Friends Bill Lehr, 45, and Marilyn Seifert, 43, both of Wallowa, worked their way into the canyon calling Hileman's name. Near the bottom, they came upon so many fresh cougar tracks that an alarmed Lehr drew his handgun. Moments later, he heard Hileman's voice float up to him.
''When we got there, she was kind of half on the ice and half on the bank,'' said Lehr. ''She thought that was her last trip to get water. She was about done in.''
Hileman's rescue began a new ordeal. Her legs were amputated Nov. 26, 2002, more than three weeks after her arrival in Boise. She now wears the second of what probably will be six pairs of prosthetic legs before she is properly fitted.

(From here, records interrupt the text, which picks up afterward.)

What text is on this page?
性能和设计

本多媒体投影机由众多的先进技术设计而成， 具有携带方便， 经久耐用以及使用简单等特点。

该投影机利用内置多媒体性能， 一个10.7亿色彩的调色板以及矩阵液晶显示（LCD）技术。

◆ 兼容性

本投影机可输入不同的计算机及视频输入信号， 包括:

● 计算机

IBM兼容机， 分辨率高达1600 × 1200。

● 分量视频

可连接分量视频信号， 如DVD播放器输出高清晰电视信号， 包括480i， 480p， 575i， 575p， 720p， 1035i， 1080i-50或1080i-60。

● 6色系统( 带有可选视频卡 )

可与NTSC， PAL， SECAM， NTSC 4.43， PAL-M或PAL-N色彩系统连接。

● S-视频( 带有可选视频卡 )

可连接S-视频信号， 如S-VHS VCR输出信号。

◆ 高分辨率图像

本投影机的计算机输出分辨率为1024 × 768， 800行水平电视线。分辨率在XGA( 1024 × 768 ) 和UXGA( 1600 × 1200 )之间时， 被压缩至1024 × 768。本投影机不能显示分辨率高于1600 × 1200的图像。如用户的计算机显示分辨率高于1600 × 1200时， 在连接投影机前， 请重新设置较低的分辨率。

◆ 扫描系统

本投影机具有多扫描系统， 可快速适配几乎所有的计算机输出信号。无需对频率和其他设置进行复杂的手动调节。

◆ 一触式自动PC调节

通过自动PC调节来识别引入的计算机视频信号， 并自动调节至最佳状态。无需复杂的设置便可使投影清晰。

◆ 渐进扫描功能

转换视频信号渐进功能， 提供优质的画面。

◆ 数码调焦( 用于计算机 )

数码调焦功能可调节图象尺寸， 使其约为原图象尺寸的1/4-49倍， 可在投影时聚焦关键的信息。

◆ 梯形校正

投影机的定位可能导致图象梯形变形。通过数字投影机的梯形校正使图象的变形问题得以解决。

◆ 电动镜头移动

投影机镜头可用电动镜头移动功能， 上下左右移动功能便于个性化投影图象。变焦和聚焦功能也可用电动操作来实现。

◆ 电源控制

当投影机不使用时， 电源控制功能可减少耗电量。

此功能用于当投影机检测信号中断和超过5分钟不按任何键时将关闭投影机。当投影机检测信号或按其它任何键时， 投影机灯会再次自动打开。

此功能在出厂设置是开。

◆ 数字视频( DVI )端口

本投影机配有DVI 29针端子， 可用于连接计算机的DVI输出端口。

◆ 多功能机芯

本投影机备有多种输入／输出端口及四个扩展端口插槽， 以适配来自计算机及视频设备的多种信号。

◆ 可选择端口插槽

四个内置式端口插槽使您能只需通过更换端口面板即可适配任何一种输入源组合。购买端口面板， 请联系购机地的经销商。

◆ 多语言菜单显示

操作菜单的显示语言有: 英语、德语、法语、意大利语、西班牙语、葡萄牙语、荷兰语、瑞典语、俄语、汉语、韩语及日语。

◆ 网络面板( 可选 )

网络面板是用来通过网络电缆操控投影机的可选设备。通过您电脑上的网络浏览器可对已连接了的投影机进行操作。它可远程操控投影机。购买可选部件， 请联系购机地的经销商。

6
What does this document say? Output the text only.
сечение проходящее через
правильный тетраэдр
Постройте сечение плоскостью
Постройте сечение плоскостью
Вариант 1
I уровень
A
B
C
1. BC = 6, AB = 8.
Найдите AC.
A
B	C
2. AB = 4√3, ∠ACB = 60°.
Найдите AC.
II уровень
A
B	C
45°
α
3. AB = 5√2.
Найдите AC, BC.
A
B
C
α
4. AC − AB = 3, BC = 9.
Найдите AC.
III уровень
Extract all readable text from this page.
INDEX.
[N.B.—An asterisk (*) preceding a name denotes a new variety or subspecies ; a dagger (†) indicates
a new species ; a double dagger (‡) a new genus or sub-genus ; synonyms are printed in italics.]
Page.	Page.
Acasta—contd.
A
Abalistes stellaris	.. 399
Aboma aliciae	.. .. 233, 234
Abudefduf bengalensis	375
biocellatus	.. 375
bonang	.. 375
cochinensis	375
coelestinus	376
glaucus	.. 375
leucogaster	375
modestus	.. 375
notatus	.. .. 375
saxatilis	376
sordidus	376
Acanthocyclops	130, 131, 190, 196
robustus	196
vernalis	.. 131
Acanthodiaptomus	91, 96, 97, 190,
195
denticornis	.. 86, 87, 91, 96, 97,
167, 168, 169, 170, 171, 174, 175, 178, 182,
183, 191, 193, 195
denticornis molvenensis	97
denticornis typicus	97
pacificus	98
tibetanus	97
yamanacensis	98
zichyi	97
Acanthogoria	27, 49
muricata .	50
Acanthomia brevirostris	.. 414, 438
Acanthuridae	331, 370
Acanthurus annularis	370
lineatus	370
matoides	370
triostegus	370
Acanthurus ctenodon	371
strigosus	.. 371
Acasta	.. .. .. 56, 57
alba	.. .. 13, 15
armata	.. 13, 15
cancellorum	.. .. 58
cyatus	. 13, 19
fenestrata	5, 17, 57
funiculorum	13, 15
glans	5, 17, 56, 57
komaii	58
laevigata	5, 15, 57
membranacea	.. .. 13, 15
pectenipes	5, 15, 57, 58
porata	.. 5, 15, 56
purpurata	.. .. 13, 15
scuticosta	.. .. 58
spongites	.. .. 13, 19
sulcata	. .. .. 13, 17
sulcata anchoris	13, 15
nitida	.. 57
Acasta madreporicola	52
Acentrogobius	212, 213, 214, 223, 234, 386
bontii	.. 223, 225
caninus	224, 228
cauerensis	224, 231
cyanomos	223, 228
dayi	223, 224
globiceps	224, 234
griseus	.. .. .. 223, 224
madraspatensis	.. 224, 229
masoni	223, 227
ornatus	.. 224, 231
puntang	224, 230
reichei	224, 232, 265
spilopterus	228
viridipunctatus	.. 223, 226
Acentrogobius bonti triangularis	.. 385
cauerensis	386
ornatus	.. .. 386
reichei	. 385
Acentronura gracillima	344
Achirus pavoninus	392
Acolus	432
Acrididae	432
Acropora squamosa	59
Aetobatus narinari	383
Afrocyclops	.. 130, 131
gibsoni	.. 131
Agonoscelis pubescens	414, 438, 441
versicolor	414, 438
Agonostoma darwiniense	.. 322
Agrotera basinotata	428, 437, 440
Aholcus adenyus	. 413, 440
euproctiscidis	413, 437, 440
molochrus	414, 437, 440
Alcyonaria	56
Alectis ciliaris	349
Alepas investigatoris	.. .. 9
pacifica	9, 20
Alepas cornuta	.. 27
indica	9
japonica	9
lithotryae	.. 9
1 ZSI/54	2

Hileman's determination to survive touched many of those who searched for her.
''Mischelle has given us a motto of 'Never Give Up,'" said Matt Marmor of the Wallowa County sheriff's department search and rescue unit, which was involved in the search for her.
Hileman and her father went deer hunting last month, their first outing together since her rescue. Though she chose not to hunt elk this season, she hopes to take it up again next year on her artificial legs.
''Maybe that spot, I'll leave them alone,'' she said of the Alder Creek canyon elk.